Subitamente, não mais do que de
repente, afogou-se na própria respiração e perdeu-a. Os olhos abriram-se por
uns segundos, mais do que o normal, como que ansiosos, mais que isso, aflitos,
exasperados e depois eram vácuo, perderam-se num vazio, rendidos à evidência de
não existir. Os dedos abriram-se ao extremo e logo a seguir se curvaram como
garras, mas ninguém percebeu o que ele queria agarrar, se a manta, se algum
humano, se o sopro de ar que lhe fugia, se a vida. Os dedos permaneceram assim,
em gancho, e foi difícil colocá-los, mais tarde, naquela posição serena e
bonita com que teimaram em apresentá-lo a toda a gente para que lhe dissessem
adeus. Para poupar a família a traumas desnecessários, as costuras cirúrgicas
da autópsia foram maquilhadas e depois tapadas com aquela roupa alva, tão
contrastante com a desordem dos órgãos enfiados à pressa de volta ao corpo
costurado depois com primor que estava ali por baixo.
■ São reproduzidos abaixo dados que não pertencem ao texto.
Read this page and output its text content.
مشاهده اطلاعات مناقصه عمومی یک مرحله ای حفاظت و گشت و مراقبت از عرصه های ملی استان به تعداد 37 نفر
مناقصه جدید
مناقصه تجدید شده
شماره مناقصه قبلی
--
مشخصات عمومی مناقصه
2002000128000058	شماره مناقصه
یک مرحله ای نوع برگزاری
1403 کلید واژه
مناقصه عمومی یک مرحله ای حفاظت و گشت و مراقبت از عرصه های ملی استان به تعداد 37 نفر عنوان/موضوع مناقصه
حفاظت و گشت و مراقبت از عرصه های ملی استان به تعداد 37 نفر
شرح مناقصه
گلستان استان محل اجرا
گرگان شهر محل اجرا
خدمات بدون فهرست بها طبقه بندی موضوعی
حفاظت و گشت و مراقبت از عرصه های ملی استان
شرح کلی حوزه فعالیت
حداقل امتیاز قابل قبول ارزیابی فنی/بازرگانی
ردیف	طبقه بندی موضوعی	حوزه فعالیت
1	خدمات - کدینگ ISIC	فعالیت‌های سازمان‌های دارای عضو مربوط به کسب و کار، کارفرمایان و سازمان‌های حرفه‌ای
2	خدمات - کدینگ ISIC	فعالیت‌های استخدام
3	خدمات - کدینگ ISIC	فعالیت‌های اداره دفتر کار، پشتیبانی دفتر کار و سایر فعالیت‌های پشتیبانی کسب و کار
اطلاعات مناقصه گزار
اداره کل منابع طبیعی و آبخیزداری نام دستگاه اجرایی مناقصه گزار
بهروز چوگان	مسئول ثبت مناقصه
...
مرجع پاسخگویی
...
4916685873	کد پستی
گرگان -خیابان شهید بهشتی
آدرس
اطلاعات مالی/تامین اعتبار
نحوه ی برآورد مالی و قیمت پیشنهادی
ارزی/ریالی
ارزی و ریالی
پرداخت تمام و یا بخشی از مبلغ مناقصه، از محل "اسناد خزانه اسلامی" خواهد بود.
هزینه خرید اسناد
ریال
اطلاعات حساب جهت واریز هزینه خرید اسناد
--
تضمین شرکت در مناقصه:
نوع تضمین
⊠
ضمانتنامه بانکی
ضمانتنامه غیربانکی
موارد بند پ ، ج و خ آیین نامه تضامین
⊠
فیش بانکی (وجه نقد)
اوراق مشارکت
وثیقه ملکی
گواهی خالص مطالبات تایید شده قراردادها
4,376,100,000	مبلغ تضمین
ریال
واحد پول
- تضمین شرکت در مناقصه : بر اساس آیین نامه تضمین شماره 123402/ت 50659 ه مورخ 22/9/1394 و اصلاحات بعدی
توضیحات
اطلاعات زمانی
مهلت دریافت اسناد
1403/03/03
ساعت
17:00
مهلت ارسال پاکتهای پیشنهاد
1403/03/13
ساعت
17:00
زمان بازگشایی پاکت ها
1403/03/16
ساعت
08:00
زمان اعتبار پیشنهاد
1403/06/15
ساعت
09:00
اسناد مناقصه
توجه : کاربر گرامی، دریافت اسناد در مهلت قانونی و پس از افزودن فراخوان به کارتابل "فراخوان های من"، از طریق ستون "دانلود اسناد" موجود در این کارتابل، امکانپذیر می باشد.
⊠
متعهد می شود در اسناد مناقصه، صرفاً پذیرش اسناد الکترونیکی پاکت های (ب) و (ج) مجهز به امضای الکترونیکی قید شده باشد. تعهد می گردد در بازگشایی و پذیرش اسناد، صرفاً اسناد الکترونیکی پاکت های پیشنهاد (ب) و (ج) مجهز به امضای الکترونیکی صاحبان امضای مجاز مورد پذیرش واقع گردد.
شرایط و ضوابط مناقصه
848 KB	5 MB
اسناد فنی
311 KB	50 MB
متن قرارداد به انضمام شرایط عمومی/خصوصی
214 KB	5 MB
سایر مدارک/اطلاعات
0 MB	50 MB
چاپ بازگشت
“Sabe o que é o trauma? É a
ferida aberta. As pessoas quando passam por algo inesperado não estão
preparadas e, portanto, não sabem reagir, não agem. Mas depois o trauma é
reviverem a mesma coisa, tantas e tantas vezes, porque vão ter a necessidade de
reagir, mais tarde… até conseguirem conviver com o real e cicatrizar o
assunto.”
“Fala do falecido, Dr.?”
“Eu, não. Eu falo dos que ficam a
pensar em quem se foi. O médico fala da vida, não fala da morte. Não é essa a
sua função. Prolongamos a vida tanto quanto podemos, mas não mais do que isso.
Se quer falar sobre a morte, o melhor é ver um padre. Eu posso dar-lhe razões,
gnoseologias científicas… mas, neste caso, nem isso! A causa foi idiopática.”
O padre disse pouco que
acrescentasse ao apaziguar do súbito vazio onde antes havia pulso, voz,
temperatura. Do discurso, guardou palavras soltas: “Um dia… todos reunidos… na Eternidade…
uma felicidade que não terá fim… aguardar com paciência… pois que todas as
tormentas terrenas terminaram… repousa no amor de Deus, que é o amor maior que
existe.”
Todos reunidos, quem? E se
aparecessem pessoas que eles não gostavam? Ou que apenas um deles gostava e o
outro não? Não poucas foram as vezes que tinham discutido por pessoas com quem
um queria estar e o outro não! Então aquelas discussões picuinhas e (agora
definitivamente) estúpidas iriam continuar na tal Eternidade? Ah,
definitivamente não era um conceito bem pensado! Por outro lado, se era verdade
que as tormentas tinham acabado, também não se podia negar que tinham terminado
as alegrias – mas quem perguntou se ele queria terminar agora as alegrias, se estava
assim tão angustiado pelas tormentas? E quem disse que Deus era quem lhe
dedicava maior amor? Pois se era, ficasse Deus a saber, talvez não tivesse sido
correspondido na mesma moeda! Mas não era o seu maior amor, está visto que não
era, ou não se teria portado desta maneira imatura e ridícula, roubando-lhe o
ar de forma sorrateira e cerce, sem aviso, esse trapaceiro!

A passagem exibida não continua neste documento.